E.g. it's probably not illegal (or even morally wrong) to exclude someone who is interested in topics such as "Hinduism" from ads for beef jerky. Even though religion is a protected class, beef jerky isn't housing.

Similarly, it's (probably) not wrong to exclude low-income people from ads for your high-end condo because AFAIK income isn't a protected class.


I'm not sure it's that easy. The complaint dings Facebook for allowing targeting of ads by zip code. Isn't it the case in principle that people choose to live in certain areas? I don't think that discriminating on the basis of voluntary association that happens to correlate with protected group membership is enough to spare one from HUD's gaze.


That's just one of the charges. The others are even more damning - targeting by sex, religion or country of origin.


No, which suggests to me that something changes when you cross from print advertising to digital advertising, but I'm not sure what.

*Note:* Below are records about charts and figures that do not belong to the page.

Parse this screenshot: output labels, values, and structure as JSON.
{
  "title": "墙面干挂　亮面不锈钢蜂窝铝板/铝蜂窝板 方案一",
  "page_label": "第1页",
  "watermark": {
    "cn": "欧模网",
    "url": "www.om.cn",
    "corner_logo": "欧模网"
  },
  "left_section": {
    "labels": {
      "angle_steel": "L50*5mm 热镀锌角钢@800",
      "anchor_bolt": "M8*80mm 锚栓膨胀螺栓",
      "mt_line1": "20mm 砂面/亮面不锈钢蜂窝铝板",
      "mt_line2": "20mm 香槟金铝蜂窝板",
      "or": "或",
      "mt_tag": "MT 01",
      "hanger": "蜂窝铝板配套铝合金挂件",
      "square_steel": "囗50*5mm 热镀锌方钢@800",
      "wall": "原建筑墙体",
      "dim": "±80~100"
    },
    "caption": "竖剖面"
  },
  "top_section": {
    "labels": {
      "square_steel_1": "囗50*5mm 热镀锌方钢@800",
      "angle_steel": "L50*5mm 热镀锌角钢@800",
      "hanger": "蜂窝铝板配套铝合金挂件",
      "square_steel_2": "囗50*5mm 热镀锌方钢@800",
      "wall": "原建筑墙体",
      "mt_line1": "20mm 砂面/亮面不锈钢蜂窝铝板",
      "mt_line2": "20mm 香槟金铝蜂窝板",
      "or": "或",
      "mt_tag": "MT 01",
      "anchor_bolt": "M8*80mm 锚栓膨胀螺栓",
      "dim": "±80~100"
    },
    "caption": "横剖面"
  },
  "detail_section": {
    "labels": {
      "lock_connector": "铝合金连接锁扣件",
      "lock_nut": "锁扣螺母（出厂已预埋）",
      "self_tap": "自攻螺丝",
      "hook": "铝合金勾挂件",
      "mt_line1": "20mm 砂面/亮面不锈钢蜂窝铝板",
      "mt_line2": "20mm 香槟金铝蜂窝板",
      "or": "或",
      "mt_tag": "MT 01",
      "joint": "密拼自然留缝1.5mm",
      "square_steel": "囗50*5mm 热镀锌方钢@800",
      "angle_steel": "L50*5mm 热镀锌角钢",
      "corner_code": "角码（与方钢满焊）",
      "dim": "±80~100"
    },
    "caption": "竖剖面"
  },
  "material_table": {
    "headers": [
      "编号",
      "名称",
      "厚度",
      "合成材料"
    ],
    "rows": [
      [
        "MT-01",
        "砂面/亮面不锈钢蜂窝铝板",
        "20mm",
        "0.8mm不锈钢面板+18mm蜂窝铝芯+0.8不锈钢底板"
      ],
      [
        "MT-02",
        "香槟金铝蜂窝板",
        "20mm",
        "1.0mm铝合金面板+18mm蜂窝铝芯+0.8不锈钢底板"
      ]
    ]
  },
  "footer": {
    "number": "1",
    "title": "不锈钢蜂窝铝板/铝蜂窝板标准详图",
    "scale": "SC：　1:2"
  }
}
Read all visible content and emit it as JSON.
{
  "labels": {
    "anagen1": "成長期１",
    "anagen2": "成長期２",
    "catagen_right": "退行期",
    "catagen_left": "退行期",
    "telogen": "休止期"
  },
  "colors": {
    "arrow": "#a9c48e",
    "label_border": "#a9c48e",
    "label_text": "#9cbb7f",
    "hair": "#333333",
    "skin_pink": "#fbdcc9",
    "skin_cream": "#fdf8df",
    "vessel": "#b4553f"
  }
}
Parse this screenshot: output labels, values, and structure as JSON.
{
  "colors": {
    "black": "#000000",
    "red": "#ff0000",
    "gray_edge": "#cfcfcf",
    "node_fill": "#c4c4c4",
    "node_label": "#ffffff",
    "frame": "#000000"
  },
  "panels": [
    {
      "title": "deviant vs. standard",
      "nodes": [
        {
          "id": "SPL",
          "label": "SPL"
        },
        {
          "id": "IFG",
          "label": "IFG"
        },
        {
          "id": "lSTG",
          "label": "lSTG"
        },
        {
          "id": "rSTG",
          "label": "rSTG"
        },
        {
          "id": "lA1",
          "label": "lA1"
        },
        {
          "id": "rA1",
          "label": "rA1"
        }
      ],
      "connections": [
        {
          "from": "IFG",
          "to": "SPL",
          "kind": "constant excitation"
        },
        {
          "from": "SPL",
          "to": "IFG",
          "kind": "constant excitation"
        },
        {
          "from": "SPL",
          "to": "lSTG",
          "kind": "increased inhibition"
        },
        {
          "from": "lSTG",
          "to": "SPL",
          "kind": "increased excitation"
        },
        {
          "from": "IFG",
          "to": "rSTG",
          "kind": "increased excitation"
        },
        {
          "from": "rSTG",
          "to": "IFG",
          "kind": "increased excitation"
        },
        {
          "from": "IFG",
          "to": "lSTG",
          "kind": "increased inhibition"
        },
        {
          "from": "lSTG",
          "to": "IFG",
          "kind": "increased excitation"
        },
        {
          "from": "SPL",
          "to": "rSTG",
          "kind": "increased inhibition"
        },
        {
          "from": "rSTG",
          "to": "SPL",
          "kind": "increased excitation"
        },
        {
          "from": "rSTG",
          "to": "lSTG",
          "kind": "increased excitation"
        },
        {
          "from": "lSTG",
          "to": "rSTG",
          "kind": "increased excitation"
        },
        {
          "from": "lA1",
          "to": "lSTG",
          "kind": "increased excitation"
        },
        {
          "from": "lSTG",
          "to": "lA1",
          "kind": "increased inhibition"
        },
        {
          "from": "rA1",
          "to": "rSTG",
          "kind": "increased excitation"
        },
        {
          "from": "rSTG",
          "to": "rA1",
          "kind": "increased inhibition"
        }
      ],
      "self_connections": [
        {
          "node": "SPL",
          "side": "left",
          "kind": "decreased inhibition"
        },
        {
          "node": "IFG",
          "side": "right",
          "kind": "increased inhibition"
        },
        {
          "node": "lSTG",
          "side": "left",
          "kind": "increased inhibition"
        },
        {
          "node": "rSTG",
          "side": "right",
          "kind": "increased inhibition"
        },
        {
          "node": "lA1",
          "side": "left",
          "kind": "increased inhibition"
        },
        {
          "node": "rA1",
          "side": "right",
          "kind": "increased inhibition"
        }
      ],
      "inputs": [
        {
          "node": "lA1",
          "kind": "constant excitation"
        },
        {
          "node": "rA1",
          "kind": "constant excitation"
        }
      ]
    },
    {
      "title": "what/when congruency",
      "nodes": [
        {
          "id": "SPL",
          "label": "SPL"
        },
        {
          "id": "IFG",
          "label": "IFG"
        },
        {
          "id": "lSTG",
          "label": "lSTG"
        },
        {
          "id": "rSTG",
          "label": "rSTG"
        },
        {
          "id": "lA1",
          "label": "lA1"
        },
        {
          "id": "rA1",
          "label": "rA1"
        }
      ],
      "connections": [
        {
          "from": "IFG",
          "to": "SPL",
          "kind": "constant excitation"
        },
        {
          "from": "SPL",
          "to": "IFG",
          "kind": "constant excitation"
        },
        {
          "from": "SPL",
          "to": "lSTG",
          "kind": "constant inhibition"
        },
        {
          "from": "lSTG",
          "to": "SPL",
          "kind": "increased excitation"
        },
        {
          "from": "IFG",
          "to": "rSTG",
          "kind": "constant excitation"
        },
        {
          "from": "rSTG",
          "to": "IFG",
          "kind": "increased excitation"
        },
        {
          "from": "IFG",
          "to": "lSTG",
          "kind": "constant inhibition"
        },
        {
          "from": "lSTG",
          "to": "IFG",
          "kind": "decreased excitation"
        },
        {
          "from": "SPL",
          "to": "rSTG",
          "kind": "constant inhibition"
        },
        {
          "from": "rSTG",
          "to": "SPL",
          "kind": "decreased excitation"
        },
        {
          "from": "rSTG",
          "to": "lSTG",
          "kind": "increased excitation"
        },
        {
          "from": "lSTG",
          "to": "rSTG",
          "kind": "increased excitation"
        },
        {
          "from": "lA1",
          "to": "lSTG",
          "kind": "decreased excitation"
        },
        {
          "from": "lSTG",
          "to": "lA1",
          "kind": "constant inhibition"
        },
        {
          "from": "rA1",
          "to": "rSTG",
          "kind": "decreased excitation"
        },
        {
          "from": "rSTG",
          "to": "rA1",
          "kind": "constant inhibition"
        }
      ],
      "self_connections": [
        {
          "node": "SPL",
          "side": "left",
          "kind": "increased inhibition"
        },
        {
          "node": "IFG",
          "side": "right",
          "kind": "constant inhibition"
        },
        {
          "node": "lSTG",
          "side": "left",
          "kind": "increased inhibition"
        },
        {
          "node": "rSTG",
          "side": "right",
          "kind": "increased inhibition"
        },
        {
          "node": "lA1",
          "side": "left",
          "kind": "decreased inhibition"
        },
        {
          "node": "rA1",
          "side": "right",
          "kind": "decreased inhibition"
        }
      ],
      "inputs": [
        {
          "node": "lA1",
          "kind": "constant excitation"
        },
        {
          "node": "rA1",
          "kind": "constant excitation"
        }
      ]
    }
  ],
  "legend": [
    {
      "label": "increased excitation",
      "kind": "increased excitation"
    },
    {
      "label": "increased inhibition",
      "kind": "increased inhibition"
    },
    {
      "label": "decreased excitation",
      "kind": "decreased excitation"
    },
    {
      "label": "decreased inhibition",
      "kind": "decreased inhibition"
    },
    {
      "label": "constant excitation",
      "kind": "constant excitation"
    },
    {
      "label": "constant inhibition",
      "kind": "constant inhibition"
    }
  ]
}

Is it wrong to publish an ad on the Wall Street Journal website and not run the same ad on the Teen Vogue website?


Is that something that actually happens? Do people say "let's run this ad on teenvogue.com"? Don't websites (especially businesses of the scale of WSJ/vogue/etc) get their ads from ad networks?


My question stands.

It's easy in current ad targeting setups to limit an ad to running on particular sites or to prohibit an ad from running on certain sites.

If someone were to run an ad and configure the campaign such that it appeared on the Wall Street Journal website and not the Teen Vogue website, would this action have any different moral or legal character from deciding to run a print at in the Wall Street Journal instead of Teen Vogue?

Why or why not?


Maybe there's something inherently wrong with thought-policing via "anti-discrimination" laws.